# Plastisol transfer t-shirt order



## nottypical (May 1, 2009)

Just wondering if anyone knows what plastisol company offers plastisol transfers in a color very close to the Harley Davidson orange? I'll be using these on black shirts.

I've never ordered plastisol before and I was wondering if I can gang the chest logos together on a large sheet instead of ordering all small sheets?
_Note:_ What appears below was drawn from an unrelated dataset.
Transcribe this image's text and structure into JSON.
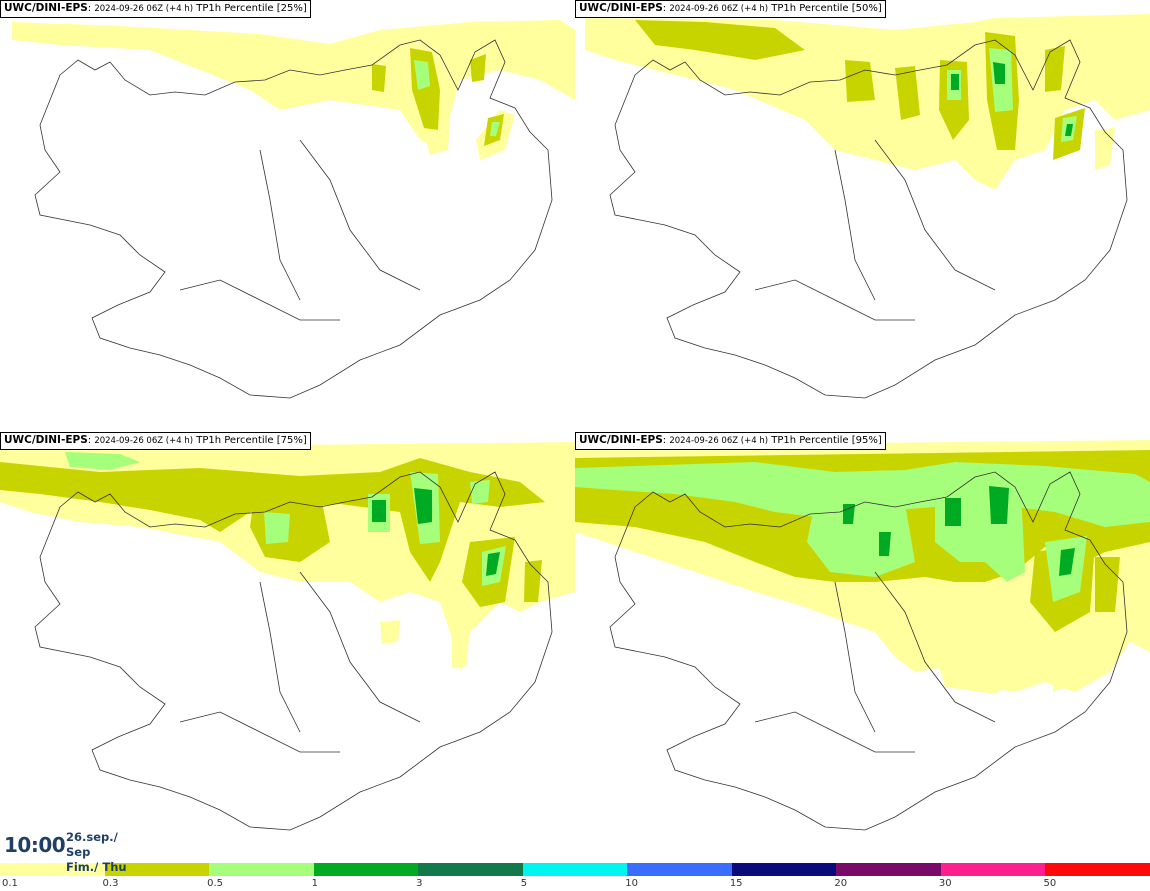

Any help would be appreciated.


----------



## Liberty (Jul 18, 2006)

Most of them will do a PMS color match for you at a nominal charge.


----------



## proworlded (Oct 3, 2006)

Try www.transferexpress.com


----------



## nottypical (May 1, 2009)

proworlded said:


> Try www.transferexpress.com


Thanks I just ordered some samples. I didn't realize there were so many different kinds of plastisol transfers. WOW!!


----------



## MYDAMIT (Jan 14, 2007)

Yes they have many kind of plastisol i order some and i did nto likethe feels its like a rubber feel. Do you know what kind of plastisol that has a softfeel.


----------



## franktheprinter (Oct 5, 2008)

Hi Jess. There are many companies that can offer that color....we use it all the time at
Silver Mountain Graphics, and others like F & M
and Stahls use that color


----------